Yargıtay 9. Hukuk Dairesi, aile sağlığı merkezlerinde çalışan personelin işvereni konusunda kritik bir karara imza attı. Resmî Gazete’de yayımlanan ilama göre, aile hekimleri işveren olarak değerlendirilemezken, bu çalışanların asıl işvereni olarak Sağlık Bakanlığı kabul edildi.
Yerel Mahkeme İlk Aşamada Davayı Reddetti
Bingöl 1. Asliye Hukuk Mahkemesi’nde görülen davada, bir işçi kıdem tazminatı talebiyle Sağlık Bakanlığı’na dava açtı. İşçi, 2010 yılından bu yana bir Aile Sağlığı Merkezi’nde temizlik personeli olarak çalıştığını ve iş sözleşmesinin haksız şekilde feshedildiğini iddia etti. Ancak mahkeme, davayı pasif husumet nedeniyle reddetti.
Adalet Bakanlığı Kararı Temyiz Etti
İlk derece mahkemesi tarafından kesin olarak verilen bu karar, Adalet Bakanlığı tarafından kanun yararına temyiz edildi. Bakanlık, aile hekimlerinin hasta bireylerden herhangi bir ücret talep edemediklerini, dolayısıyla işveren olarak değerlendirilemeyeceklerini belirtti. Temyiz dilekçesinde, aile sağlığı merkezlerinde çalışan personelin asıl işvereninin Sağlık Bakanlığı olduğu savunuldu.
Yargıtay: İşveren Sağlık Bakanlığıdır
Dosya üzerinde yapılan incelemede Yargıtay, aile hekimlerine yapılan ödemelerin içerisinde temizlik, sekreterya ve diğer hizmet giderlerinin de bulunduğunu vurguladı. Bu nedenle aile sağlığı merkezlerinde çalışan personelin işvereni olarak Sağlık Bakanlığı’nın kabul edilmesi gerektiğine hükmetti.

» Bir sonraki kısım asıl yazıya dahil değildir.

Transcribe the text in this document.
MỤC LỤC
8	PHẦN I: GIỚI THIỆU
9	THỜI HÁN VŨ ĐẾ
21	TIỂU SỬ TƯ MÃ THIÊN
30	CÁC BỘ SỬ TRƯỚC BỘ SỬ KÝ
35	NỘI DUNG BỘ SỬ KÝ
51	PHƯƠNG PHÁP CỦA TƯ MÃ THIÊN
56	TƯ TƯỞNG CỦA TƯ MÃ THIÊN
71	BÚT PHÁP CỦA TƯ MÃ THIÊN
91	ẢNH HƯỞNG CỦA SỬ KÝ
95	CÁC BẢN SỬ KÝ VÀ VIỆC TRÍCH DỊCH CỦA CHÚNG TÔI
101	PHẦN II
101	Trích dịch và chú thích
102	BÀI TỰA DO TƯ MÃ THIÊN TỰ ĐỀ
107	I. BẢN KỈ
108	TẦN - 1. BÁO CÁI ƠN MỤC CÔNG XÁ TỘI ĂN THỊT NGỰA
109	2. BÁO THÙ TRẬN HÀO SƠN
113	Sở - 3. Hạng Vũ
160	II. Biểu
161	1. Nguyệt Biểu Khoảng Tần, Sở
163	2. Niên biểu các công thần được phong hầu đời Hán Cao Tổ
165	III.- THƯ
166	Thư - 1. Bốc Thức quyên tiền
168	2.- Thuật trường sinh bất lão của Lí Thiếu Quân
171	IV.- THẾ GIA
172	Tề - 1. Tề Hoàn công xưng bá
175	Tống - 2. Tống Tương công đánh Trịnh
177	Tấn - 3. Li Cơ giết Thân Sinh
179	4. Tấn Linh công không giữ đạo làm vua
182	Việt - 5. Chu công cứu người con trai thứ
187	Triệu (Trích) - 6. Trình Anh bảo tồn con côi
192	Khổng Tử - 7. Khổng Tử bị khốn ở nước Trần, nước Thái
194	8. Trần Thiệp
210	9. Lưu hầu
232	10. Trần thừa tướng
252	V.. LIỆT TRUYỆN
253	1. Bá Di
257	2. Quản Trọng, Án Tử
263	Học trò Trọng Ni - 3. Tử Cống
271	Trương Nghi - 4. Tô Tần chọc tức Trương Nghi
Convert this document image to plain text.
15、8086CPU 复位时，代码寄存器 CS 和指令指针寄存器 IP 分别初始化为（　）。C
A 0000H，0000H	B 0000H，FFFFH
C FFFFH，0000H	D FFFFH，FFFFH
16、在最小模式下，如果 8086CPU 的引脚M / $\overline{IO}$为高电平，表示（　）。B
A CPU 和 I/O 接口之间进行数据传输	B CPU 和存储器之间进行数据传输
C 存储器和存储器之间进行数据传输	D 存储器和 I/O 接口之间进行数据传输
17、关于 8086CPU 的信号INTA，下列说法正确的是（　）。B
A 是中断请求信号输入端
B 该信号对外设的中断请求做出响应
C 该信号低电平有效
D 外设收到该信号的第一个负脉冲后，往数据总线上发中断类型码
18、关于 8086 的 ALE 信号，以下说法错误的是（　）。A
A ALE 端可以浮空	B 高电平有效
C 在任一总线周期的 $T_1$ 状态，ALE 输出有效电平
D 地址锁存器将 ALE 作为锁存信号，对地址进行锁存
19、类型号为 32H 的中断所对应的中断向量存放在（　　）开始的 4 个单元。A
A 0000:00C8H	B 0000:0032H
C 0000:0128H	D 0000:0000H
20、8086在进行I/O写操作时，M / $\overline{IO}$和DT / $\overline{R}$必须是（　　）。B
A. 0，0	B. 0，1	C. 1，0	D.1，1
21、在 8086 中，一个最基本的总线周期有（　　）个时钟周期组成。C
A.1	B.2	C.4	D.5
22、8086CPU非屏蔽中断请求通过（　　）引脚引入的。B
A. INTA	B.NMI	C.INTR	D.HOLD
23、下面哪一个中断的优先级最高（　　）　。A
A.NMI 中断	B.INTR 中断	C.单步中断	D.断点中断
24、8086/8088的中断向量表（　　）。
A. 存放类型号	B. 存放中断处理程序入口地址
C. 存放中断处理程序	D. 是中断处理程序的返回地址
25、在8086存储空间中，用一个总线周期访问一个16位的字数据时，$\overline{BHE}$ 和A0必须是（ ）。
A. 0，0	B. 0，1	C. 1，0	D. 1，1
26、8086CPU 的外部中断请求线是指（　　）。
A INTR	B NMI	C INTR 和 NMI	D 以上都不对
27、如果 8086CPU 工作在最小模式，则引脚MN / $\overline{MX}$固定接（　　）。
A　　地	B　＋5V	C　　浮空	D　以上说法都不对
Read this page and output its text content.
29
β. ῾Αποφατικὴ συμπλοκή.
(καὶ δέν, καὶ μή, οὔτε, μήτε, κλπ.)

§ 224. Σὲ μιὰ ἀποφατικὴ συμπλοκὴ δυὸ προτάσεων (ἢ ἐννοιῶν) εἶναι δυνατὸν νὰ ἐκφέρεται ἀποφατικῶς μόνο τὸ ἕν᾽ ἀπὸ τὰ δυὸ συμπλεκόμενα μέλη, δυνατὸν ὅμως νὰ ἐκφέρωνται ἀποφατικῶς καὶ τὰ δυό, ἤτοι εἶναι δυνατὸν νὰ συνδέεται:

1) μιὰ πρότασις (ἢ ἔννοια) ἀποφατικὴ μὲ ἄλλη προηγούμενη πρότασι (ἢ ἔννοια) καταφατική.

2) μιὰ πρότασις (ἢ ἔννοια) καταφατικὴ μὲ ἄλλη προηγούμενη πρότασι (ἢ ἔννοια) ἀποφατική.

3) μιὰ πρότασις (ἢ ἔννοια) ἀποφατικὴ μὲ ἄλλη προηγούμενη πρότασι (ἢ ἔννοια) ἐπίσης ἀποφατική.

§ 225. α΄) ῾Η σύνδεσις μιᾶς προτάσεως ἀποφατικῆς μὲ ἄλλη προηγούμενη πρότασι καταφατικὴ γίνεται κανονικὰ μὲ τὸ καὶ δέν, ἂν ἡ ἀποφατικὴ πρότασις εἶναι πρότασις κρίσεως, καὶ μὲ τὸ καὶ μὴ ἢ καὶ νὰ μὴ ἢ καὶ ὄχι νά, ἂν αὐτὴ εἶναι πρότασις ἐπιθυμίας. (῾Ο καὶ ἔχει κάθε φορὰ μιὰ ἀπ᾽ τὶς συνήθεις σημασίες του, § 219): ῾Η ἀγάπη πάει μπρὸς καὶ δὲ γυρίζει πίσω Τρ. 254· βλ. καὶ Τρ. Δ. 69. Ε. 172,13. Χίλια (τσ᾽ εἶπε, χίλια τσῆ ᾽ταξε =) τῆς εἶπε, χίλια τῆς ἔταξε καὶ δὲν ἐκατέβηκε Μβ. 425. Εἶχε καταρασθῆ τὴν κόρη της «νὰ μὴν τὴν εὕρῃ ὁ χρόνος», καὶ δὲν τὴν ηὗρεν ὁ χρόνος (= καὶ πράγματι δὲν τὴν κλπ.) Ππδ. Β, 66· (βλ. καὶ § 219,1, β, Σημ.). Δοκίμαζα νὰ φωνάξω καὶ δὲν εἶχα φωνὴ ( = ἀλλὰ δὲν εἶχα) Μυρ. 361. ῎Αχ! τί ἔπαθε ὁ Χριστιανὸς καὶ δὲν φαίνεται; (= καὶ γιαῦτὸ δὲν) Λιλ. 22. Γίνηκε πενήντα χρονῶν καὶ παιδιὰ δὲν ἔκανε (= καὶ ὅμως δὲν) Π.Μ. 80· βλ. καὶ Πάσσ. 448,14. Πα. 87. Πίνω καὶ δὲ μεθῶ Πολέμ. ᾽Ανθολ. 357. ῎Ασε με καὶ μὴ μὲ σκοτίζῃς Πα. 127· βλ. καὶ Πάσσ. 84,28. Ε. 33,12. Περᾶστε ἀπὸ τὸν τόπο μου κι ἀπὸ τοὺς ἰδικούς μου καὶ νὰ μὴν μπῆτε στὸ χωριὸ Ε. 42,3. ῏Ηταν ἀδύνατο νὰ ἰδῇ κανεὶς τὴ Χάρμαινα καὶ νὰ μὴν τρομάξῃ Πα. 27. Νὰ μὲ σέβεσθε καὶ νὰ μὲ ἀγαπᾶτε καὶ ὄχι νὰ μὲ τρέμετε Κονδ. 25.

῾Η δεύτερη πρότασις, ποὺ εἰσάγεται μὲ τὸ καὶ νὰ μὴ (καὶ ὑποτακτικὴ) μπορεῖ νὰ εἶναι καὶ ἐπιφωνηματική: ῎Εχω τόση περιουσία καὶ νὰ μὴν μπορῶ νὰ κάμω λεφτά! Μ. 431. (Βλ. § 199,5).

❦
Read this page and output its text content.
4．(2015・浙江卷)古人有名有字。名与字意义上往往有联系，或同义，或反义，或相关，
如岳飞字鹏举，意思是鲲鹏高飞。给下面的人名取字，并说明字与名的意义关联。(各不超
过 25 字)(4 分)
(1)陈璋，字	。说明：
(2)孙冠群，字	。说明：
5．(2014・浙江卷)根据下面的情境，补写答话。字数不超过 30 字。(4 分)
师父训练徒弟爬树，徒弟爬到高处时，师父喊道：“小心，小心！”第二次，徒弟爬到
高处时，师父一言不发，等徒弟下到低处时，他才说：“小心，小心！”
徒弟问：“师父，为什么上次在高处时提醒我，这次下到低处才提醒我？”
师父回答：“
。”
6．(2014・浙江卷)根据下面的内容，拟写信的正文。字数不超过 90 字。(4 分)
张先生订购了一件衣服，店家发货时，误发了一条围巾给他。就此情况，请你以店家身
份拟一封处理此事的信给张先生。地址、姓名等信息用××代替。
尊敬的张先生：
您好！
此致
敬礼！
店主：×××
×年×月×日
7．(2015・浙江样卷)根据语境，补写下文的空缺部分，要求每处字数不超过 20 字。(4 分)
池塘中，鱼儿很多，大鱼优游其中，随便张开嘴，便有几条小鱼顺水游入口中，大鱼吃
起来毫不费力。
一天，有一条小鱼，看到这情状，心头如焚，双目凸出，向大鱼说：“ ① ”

Kararda şu ifadelere yer verildi:
“Aile hekimleri, hizmet verdikleri kişilerden doğrudan bir ücret almadıkları için işveren olarak kabul edilemezler. Sağlık Bakanlığı tarafından yapılan ödemeler, aile sağlığı merkezlerinde çalıştırılan personelin mali yükünü de kapsamaktadır. Dolayısıyla işçilerin asıl işvereni Sağlık Bakanlığıdır. Bu durumda mahkeme, davanın esasını incelemeli ve pasif husumet nedeniyle reddetmemelidir.”
Karar Emsal Niteliğinde
Yargıtay, yerel mahkemenin kararını kanun yararına bozarak, aile sağlığı merkezi çalışanlarının işvereninin Sağlık Bakanlığı olduğunu kesinleştirdi. Bu kararın, benzer davalar için yol gösterici olacağı ve aile sağlığı merkezlerinde çalışan işçiler için önemli bir emsal teşkil edebileceği belirtiliyor.